I started smoking at a very early age. My cousin Corky and I tried smoking the dried long “beans” of the locust tree. We gathered hollow reeds from the meadowlands to serve as pipe stems, and then hollowed out horse chestnuts to use as pipe bowls. We would collect short butts from the bus stops and harvest the tobacco for our pipes. Sometimes a really long one would be discarded, and we could smoke it immediately “as is.”
Magazine advertisements for Camel cigarettes promoted their health benefits. Models posing as doctors with stethescopes in white coats extolled Camels’ benefits for the “T-Zone,” the area of the face that included the mouth, throat and sinuses, and claimed that some high percentage of doctors smoked Camels. We hated the taste of Camels. OK, I admit—all my extra cash did not go for bubble gum. When we accumulated nineteen cents, it was enough for a pack of regular size Chesterfields (my favorite) or Old Golds (Corky’s). We eschewed filters and stuck to the brands that boasted, “You can light either end.”
We liked to gather over at Roger’s Garage. In back, an old truck still had an intact cab and windows. There we played “give up,” a smoking game in which we smoked as many cigarettes as fast as we could with the windows tightly closed. The first to give up lost the game. My mother certainly smelled the smoke, but she was nice enough to ask: “You’re not smoking, Ken, are you?” Of course not!

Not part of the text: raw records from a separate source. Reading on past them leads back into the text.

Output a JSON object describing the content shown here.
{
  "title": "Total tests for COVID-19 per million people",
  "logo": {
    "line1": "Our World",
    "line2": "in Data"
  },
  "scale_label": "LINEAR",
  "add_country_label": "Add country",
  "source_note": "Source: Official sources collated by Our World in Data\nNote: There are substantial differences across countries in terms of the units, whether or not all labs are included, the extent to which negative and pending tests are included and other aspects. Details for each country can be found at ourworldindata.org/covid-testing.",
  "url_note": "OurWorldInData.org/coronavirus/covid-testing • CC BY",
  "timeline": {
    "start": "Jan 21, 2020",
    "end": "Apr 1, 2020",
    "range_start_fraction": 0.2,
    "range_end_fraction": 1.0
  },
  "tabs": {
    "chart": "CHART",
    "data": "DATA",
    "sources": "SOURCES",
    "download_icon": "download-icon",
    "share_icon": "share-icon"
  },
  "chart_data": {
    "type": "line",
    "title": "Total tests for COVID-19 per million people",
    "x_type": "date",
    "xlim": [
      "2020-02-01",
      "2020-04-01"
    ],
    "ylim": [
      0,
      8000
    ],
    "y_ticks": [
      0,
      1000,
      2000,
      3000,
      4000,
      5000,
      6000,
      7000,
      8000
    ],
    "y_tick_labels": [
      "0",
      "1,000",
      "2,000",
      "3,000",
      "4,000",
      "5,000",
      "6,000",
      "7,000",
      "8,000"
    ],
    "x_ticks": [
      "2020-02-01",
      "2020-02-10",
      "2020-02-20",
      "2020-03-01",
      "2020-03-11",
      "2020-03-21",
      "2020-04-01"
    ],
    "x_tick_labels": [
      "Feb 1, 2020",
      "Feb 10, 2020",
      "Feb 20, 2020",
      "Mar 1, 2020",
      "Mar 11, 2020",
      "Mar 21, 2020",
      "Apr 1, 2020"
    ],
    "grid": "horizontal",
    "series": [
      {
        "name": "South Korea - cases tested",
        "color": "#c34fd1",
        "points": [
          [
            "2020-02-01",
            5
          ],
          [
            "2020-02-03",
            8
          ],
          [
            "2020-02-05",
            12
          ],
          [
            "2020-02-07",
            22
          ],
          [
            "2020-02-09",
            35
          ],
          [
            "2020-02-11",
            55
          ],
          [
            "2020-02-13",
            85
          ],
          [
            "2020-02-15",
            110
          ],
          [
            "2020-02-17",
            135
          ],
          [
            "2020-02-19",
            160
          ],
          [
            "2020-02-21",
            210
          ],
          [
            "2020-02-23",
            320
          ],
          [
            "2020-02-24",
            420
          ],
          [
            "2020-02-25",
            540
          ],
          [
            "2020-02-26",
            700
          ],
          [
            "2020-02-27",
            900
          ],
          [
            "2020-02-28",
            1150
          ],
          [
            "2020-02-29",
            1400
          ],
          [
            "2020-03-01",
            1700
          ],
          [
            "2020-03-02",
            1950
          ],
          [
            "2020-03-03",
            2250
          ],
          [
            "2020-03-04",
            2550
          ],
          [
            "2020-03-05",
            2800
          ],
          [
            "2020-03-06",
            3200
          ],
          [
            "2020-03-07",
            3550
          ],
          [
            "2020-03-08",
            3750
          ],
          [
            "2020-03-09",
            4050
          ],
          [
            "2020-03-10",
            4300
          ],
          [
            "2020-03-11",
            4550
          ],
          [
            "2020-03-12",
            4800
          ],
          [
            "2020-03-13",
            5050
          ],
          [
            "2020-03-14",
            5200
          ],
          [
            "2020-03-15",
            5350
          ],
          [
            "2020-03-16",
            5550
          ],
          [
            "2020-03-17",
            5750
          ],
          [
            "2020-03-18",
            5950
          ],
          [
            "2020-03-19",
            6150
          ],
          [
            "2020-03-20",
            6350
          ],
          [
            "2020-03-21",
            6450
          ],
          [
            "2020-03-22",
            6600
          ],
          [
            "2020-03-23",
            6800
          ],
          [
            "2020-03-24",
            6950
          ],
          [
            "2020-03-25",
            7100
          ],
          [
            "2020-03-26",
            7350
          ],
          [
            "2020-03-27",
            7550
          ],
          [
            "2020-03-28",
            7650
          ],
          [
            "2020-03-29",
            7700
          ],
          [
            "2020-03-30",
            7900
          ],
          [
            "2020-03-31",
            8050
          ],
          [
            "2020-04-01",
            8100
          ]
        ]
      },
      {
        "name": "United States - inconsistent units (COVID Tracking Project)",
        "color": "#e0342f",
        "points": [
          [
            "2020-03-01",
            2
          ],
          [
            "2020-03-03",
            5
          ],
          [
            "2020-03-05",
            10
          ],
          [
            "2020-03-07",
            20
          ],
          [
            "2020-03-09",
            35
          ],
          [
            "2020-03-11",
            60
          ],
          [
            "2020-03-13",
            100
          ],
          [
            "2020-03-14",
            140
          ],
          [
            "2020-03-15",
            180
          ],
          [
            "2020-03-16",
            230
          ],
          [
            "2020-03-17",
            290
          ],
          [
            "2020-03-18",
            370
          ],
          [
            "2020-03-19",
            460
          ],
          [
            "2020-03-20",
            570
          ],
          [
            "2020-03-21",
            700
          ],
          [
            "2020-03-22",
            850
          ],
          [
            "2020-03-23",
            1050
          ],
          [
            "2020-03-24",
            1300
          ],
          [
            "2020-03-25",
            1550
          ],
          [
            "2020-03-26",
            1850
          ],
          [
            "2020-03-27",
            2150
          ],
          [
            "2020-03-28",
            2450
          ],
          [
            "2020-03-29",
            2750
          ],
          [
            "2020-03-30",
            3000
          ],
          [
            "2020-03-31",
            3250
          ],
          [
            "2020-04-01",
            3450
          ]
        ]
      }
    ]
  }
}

Roger’s Garage was also a great spot on winter nights. We stoked the potbellied stove with wood until it glowed red and it felt like 120 degrees inside the little office. We also peed in or on the pot stove (it didn’t matter where it hit because it instantly turned into steam) and for a few minutes the room would fill with a putrid stench. One time Old Man Rogers came in right after such an episode and yelled “WHO PEED ON THE POT STOVE?” That became a code expression for all things odiferous, starting with our buddy Don’s gym shoes and continuing through various exotic cheeses.